Anthony McCarron, SNY.tv | Twitter |
We'd say the Yankees limped out of the Stadium Wednesday evening after their latest sluggish loss, but an injury joke probably hits too close to home for a club that's playing both poorly and losing players seemingly daily.
Troy Tulowitzki is the latest casualty. He left the Yankees' 2-1 loss to the lowly Tigers in the second inning, nursing a Grade 1 left calf strain. Aaron Boone said he didn't have all the details on Tulo's condition, but reckoned the shortstop was heading for the Injured List.
Join the club.
Tulo would make 11 Yankees on the IL so far this season, a cavalcade of hurting stars that has helped doom the patched-together pinstripers to a 2-4 start. The Yankees lost series to two teams projected to be blah this year - Orioles and Tigers - and their vaunted, wounded lineup managed all of 20 runs in the six games.
Wednesday, the Yankees set a dubious club record by striking out 18 times, the most in team history for a nine-inning game. Detroit starter Matthew Boyd piled up a career-high 13 in just 6.1 innings.
"The baseball season is a long season and it's a grind and it can be tough at times," Yanks outfielder Brett Gardner said. "Obviously, we're going through a trying time right now."
In case you've forgotten the full extent of the Yankees medical cases, here's a refresher on who's on the injured list: Miguel Andujar, Giancarlo Stanton, Luis Severino, Aaron Hicks, CC Sabathia, Dellin Betances, Jacoby Ellsbury, Didi Gregorius, Jordan Montgomery and Ben Heller.
Tulowitzki was the shortstop the Yankees acquired over the winter, banking on a full rebound from his extensive injury history. Heel surgery was supposed to ease any leg woes for the 34-year-old Tulo. He made it to Game 6.
Since Andujar, the third baseman, was lost to a shoulder injury earlier in the week, social media second-guessers have been carping about the Yankees passing on free agent infielder Manny Machado. Expect the volume to increase to a roar in that department now that the entire left side of the infield is down. Fair or unfair, that kind of noise sprouts from a poor Yankee start, especially in a season brimming with such high hopes.
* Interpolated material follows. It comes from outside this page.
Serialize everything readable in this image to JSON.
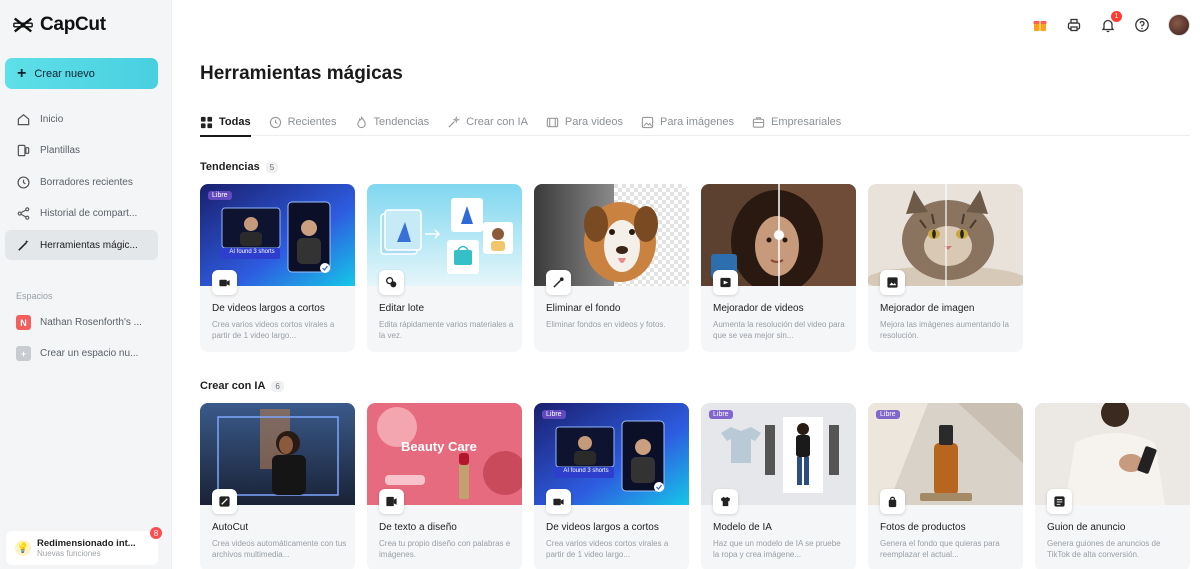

Gleyber Torres will take over shortstop, his natural position, and Tyler Wade figures to play a lot of second base now. The Yankees are also calling up Thairo Estrada to take Tulo's spot on the roster.
Asked if he would perhaps say anything to his team, Boone replied, "No. I'm really confident in our guys. We talk all the time, so we'll pick ourselves up. The Major League season is a gauntlet filled with adverse situations, all the time. They come in many shapes and sizes, even in the best of seasons.
"We've hit some adversity here with some of the injuries we're dealing with, but I'll hang my hat on our group and know we'll fight our way through this and get on a roll."
Since Boone managed a 100-win team last year, it's easy to see why he'd exude optimism. But the non-injured guys aren't exactly playing up to playoff levels right now.
Catcher Gary Sanchez is still struggling defensively - he had his fourth throwing error of the season today - and second-half sensation Luke Voit has stumbled since a strong Opening Day. Voit was 0-for-3 with two strikeouts Wednesday. Torres and Mike Tauchman both fanned three times apiece.
In the three games against Detroit, the Yanks hit just .176 with a .255 on-base percentage and .275 slugging. Their best chance Wednesday probably came in the third inning, but a potential big inning was snuffed when Aaron Judge was hit on the foot by Torres' likely base hit for the final out.
Boone talked about how the hitters are getting anxious as the injuries pile up. Someone, anyone, has to do something to kickstart the offense. As a result, Yanks hitters aren't having the methodical at-bats that have helped them thrive.
"It's probably a little bit of the case of guys wanting it too bad and that can get you in trouble sometimes as a hitter," Boone said.
Later, he talked about Voit specifically, saying, "It comes down to control of the strike zone, which Luke has done a really good job of. The last couple of days, he's expanded the zone a little bit and, when that happens, you're going to get yourself in trouble."
That's where the Yankees find themselves now, just a week into the season. Sure, there's an easy fix in Baltimore, beginning Thursday afternoon when they try to wreck the Orioles' home opener and, perhaps, get a start on winning a series. Their pitchers have done well, too - the staff ERA is 2.50.
Overall, though, the Yanks are reeling now, whether you measure their status by healthy bodies or good baseball. Both are in short supply.